I got the May issue of the Australian Gourmet Traveller magazine the other day. This issue features “the best of Italy”. Yet it also features spaghetti bolognese, which is not an authentic Italian dish but about which they say:

you could argue that spag Bol has become Australia’s national dish, often polling as our favourite meal to prepare at home.

This reminded me of Simon Hopkinson’s take on the dish in The Prawn Cocktail Years, in the tratt-era chapter, where he has this to say about the old favourite:

Why this became the great student stand-by is a mystery. Carbonara… would have been (a) easier to prepare, (b) cheaper and (c) possibly less difficult to turn into a complete disaster.

Spag Bol, as it affectionately became known, was also one of these stand-by dishes churned out by bright young things who bought chicken bricks from Habitat and who were also quite taken with those tall glass storage jars in which to keep spaghetti.

Do you say Spag Bol or Spag Bog? We’ve always called it Spag Bog.

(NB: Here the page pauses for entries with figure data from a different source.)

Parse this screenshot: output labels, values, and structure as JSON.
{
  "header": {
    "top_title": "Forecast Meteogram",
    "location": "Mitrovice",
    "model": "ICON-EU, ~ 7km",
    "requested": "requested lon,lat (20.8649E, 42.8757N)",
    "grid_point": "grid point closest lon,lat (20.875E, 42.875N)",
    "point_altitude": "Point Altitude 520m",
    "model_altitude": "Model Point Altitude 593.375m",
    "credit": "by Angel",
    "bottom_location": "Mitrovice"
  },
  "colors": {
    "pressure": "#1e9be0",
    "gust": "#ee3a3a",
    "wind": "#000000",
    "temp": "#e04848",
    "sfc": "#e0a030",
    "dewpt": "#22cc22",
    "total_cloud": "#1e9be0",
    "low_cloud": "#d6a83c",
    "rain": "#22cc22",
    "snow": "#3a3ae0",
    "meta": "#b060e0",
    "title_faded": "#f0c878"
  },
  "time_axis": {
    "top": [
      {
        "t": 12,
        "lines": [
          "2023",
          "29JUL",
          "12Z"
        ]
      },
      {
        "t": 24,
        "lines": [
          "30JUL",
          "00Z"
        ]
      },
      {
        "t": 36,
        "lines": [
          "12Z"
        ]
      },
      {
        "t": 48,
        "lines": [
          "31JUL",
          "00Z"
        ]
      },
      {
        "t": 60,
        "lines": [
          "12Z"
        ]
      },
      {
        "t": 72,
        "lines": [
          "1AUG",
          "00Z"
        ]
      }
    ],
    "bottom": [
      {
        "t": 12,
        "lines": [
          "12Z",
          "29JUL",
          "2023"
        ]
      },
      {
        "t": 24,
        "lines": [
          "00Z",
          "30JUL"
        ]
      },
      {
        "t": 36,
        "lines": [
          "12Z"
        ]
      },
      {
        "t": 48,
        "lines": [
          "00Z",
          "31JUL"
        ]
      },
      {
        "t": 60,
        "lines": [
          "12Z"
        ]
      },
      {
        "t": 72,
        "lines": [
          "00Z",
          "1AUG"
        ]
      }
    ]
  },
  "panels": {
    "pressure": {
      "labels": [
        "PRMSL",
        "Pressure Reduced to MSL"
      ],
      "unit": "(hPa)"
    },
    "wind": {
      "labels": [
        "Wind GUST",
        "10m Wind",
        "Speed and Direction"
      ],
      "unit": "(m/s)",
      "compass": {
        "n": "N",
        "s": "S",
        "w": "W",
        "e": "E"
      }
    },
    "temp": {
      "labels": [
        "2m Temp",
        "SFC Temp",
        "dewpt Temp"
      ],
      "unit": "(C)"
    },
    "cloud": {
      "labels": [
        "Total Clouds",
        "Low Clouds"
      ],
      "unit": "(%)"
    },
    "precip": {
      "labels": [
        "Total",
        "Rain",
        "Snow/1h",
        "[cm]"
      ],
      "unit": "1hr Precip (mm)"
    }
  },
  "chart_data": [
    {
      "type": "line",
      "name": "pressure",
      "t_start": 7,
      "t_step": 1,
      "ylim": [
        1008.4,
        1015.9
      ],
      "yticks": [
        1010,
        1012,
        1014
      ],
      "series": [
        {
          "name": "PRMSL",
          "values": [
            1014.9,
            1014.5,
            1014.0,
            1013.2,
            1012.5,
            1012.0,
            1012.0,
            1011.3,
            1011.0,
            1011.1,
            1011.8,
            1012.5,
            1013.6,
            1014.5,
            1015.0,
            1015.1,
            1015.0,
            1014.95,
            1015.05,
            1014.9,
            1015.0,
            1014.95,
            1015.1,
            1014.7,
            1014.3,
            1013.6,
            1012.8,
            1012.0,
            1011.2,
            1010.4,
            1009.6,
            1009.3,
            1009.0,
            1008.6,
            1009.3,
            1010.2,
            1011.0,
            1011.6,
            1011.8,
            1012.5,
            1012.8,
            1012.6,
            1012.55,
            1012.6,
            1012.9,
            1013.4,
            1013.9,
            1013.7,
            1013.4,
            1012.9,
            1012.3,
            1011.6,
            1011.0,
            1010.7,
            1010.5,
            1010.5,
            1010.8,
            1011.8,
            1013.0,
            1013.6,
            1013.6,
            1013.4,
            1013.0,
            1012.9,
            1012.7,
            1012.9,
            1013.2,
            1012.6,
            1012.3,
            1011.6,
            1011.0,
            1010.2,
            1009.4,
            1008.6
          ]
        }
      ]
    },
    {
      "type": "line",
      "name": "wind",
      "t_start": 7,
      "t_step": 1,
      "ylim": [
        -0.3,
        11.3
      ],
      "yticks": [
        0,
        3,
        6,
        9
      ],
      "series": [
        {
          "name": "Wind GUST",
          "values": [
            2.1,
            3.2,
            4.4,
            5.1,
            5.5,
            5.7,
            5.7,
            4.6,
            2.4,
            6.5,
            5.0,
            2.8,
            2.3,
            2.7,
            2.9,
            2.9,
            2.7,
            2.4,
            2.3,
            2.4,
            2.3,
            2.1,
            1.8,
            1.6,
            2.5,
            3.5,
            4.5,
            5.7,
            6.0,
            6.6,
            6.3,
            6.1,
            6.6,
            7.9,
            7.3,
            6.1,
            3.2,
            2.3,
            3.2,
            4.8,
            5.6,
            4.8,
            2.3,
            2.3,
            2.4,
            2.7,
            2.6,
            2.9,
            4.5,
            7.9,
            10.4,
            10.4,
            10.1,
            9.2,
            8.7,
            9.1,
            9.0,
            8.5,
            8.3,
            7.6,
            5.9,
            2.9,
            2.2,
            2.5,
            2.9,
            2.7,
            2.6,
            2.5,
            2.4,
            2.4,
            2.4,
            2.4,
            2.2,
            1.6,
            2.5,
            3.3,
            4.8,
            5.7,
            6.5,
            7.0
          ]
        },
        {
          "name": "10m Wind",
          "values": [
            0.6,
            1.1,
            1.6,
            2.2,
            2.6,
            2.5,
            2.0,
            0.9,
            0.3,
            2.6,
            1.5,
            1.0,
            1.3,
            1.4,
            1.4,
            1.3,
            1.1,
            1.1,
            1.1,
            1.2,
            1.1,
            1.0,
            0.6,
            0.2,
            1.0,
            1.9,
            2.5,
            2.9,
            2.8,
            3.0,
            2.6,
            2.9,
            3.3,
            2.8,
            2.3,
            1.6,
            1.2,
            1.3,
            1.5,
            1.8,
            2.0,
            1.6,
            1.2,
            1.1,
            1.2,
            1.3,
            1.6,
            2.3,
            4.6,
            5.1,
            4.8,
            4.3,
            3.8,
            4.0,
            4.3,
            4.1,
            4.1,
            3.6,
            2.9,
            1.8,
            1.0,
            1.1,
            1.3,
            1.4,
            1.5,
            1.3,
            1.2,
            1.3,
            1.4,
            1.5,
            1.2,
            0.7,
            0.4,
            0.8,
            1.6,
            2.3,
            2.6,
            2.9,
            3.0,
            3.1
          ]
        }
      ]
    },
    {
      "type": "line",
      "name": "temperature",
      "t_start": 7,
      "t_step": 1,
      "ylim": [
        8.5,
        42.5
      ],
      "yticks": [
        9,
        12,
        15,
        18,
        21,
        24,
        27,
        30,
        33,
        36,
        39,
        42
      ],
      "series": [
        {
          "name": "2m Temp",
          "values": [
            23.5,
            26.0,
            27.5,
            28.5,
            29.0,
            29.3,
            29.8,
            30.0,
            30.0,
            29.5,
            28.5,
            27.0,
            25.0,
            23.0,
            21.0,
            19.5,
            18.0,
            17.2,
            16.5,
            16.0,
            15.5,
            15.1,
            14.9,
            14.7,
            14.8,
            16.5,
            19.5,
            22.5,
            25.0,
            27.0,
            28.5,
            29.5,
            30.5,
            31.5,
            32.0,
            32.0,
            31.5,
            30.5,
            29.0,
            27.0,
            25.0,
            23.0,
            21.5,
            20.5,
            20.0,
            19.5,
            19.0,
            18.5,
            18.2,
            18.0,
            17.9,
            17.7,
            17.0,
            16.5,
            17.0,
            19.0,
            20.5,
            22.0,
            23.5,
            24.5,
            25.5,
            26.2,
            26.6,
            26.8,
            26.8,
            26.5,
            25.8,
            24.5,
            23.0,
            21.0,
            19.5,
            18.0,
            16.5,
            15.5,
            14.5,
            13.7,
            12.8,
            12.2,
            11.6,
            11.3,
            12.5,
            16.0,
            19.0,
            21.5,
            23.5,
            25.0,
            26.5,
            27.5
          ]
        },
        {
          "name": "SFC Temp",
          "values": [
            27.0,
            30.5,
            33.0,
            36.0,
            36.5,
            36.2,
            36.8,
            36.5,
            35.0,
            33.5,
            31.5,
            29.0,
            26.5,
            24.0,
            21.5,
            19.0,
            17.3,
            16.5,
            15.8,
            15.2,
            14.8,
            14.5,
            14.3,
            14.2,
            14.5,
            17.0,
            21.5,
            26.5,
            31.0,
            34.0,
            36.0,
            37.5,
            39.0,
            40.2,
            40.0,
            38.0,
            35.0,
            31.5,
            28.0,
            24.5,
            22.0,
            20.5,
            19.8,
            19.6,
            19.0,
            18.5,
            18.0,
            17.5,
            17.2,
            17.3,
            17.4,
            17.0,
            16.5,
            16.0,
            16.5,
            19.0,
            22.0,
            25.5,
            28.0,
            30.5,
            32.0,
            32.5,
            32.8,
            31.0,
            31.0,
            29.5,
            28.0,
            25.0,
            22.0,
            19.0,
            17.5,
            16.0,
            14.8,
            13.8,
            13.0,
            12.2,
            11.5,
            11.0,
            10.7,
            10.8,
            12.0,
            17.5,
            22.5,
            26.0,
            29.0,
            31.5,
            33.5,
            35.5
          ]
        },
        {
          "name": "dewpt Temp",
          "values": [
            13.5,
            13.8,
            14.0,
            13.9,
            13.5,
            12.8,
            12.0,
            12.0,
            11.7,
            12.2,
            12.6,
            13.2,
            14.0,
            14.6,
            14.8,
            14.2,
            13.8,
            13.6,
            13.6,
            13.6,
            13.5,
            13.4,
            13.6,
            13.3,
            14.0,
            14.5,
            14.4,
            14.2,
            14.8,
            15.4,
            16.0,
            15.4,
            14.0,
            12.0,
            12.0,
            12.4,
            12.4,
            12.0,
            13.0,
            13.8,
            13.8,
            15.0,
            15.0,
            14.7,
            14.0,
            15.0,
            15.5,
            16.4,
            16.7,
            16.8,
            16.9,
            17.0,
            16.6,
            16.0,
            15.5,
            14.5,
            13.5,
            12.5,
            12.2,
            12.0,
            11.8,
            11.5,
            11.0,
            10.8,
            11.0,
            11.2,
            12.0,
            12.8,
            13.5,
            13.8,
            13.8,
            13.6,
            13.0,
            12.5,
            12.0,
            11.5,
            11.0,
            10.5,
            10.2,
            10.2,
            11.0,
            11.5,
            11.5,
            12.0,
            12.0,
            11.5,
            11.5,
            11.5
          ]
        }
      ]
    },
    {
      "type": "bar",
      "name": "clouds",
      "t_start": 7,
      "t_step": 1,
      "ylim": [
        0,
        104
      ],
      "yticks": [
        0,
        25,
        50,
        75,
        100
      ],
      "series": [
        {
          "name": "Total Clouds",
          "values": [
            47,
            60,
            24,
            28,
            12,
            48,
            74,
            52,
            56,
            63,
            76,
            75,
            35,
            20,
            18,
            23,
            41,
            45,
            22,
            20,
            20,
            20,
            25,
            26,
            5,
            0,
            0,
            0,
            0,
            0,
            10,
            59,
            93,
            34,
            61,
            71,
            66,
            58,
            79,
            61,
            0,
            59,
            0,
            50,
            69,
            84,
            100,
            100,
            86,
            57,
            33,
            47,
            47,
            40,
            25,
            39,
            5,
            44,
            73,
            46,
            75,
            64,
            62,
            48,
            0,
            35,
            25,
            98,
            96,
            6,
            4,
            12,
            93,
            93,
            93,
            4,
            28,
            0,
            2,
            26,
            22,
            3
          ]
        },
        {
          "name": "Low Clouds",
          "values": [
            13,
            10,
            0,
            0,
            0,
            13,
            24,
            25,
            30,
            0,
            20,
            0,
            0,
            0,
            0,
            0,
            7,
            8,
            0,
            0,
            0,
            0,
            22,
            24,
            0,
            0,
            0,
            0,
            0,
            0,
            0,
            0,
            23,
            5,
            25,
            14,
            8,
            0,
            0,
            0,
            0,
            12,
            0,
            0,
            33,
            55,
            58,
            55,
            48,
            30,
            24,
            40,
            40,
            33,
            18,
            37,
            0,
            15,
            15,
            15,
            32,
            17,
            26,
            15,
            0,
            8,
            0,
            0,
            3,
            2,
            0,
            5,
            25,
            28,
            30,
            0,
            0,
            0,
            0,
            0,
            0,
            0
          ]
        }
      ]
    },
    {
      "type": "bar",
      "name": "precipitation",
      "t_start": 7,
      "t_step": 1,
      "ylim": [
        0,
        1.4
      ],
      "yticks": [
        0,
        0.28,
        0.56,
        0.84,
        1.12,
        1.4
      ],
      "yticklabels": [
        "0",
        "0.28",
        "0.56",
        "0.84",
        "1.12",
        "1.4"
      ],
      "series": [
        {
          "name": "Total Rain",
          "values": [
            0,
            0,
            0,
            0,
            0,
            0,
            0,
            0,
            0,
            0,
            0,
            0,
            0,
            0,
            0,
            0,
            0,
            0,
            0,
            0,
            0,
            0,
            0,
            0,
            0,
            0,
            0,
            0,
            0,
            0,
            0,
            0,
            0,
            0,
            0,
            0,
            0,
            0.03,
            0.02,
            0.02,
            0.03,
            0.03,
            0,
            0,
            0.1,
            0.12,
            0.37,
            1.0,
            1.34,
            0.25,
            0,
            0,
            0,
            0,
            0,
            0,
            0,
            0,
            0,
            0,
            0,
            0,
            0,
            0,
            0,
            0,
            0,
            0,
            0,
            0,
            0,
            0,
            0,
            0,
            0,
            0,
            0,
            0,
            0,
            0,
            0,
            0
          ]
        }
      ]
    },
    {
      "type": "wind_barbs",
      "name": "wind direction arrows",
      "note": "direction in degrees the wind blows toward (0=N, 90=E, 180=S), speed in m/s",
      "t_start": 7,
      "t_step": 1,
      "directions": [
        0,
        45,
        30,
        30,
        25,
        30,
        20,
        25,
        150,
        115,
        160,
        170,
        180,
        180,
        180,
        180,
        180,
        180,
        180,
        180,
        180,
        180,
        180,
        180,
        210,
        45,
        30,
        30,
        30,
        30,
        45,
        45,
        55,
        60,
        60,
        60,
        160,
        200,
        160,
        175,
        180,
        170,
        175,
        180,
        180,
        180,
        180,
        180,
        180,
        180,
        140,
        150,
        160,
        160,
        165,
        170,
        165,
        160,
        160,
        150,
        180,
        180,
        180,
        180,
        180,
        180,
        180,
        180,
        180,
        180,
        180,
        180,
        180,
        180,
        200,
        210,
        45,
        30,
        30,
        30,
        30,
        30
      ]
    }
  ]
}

A forkful of spaghetti bolognese on a fork, garnished with a tiny sprig of basilI certainly remember my student years when almost every time you went for a soirée to anyone’s house Spag Bog was invariably offered. It’s a funny kind of dish because it’s so variable according to how it’s cooked and who’s cooked it. Mr ND isn’t a great cook by any means – the poor man is hardly ever allowed in the kitchen and, when he does venture in, he’s usually treated like a Gordon Ramsay serf – but he makes a great Spag Bog. It’s even better than mine which narks me a bit especially since I taught him.

Anyway, Gourmet Traveller surveyed more than 60 top chefs for the ‘Spag Bol Poll’ to see what they put in theirs. Some of the responses are quite astonishing. I can understand that some people might prefer to use pork rather than beef and that some people might even prefer to use white wine rather than red, but I was not at all prepared for some replies which, in my opinion sound quite bizarre and not tasty at all. But don’t take my word for it. Decide for yourself.

Paul Wilson’s suggestion of res el hanout seems odd, but only until you note that his lamb-based recipe also contains broad beans and finely shredded iceberg lettuce.

Stefano Manfredi likes to use chicken giblets, hearts, crests and wattles when he can get them.

Perhaps the most inspiring response, though, is that of Otto chef James Kidman: “A whole 25-kilo pig, stripped of all meat, the bones put to one side so that they can be used in the cooking of the ragù.” It’s not strictly classical, he admits, “but it’s really nice”.

You can read the results of the Spag Bol Poll online here:
Gourmet Traveller: Battle of the Bol

2 Responses to “Spag Blog”

  1. Luxury Travel

    I’m a ‘spag bol’ man myself.

    I had no idea that it was considered to be Australia’s national dish. Why is it that we seem to end up with dishes traditionally thought to be associated with other countries as our national dishes? In the UK, I think I’m correct in saying that ‘chicken tikka massala’ is commonly considered the national dish (based on ready-meal sales from supermarkets, I highly suspect).

    It would be interesting to know what the most popular dishes are in each country and whether they bear any resemblance to what we’re traditionally led to believe is the national dish.

  2. Not Delia

    Thanks, Paul. That’s the second time you’ve settled the matter of what’s to be our dish of the day. The last time it was your scallops with caviare idea. Tonight it’s going to be chicken tikka masala. Ainsley Harriot does a quick but tasty version in his Gourmet Express book.

    I’d no idea either that Spag Bog/Bol was so popular in Australia, but that’s what it said in the magazine. As for western adaptations of what we think of as food of other cuisines – in my experience they generally bear very little resemblance to the real thing. Great idea for a future posting, though!